Case ID: ala-app_48/html/0684-01.html
Source: Caselaw Access Project
Author: {"author": "CATES, Presiding Judge.", "license": "Public Domain", "url": "https://static.case.law/"}
Date Created: 2024-08-24T03:29:51.129683

267 So.2d 476
    Harold HOLCOMB, alias Harold Eugene Holcombe v. STATE.
    7 Div. 168, 169.
    Court of Criminal Appeals of Alabama.
    Oct. 3, 1972.
    
      Affirmed.
    J. M. Sides, Jerry B. Oglesby, Anniston, for appellant.
    William J. Baxley, Atty. Gen., and Sarah V. Maddox, Asst. Atty. Gen., for the State.
   CATES, Presiding Judge.

This opinion combines the disposition of two appeals, one from a judgment of conviction of carnal knowledge of a girl over 12 and under 16 years of age (Code 1940, T. 14, § 399) and the other of murder in the first degree. Both judgments rest on pleas of guilty: the murder sentence was for life; the one for statutory rape was for ten years to run concurrently with the longer term.
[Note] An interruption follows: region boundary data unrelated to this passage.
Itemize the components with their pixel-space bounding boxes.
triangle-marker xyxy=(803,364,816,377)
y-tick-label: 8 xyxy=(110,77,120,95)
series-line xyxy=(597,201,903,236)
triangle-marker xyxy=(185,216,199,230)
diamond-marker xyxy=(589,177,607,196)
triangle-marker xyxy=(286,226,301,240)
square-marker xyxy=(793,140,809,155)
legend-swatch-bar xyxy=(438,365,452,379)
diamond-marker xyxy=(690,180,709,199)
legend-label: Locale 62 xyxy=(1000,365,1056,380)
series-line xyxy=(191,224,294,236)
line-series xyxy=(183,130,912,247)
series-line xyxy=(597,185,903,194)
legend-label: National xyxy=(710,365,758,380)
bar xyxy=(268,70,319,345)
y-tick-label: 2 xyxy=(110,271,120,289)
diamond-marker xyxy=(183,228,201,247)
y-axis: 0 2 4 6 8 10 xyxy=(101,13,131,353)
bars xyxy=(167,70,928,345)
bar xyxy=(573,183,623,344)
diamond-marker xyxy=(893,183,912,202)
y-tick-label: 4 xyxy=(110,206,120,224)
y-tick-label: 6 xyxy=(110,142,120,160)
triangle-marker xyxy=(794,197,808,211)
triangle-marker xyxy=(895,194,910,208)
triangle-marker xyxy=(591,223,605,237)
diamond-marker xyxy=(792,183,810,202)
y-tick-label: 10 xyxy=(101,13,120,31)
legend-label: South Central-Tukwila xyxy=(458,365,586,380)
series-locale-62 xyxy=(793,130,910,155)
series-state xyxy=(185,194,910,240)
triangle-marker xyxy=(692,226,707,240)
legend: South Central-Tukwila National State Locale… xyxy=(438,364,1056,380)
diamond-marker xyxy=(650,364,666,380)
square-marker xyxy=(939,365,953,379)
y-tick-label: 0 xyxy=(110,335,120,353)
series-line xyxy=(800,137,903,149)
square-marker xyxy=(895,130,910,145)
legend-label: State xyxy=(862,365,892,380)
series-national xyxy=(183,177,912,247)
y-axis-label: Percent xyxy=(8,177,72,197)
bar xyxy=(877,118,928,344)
It is argued by the appellant that since the punishments were set by the judge without the intervention of a jury the assessment was void because § 399, supra, and Code 1940, T. 14, § 318 both prescribe that the punishment be “at the discretion of the jury.”

In Ex parte Jenkins, 38 Ala.App. 117, 76 So.2d 858, the former Court of Appeals stated:

“ * * * All of these authorities adhere to the rule that the statutory duty of the jury to fix punishment is mandatory and the trial court cannot relieve the jury of this prerogative. * * *.”

See also Headrick v. State, 46 Ala.App. 202, 239 So.2d 572.

However, since the amendment of Code 1940, T. 15, § 277 by Act No. 1061 of September 12, 1969, when a defendant pleads guilty before trial (as Holcombe did in both instances sub judice) the trial court may fix the punishment without the intervention of a jury. This also covers the ascertainment of the degree of the offense as obtains, for example, in our statutory homicide.

We hold that amended § 277, supra, being later enacted, necessarily modifies pro tanto the statutory interpretation embraced in Jenkins, supra.

We have examined the colloquies between the bench and the prisoner and conclude that the requirements of Boykin v. Alabama, 395 U.S. 238, 89 S.Ct. 1709, 23 L.Ed.2d 274, were observed in both cases.

Hence, the judgments below are due to be

Affirmed.

ALMON, TYSON and DeCARLO, JJ., concur.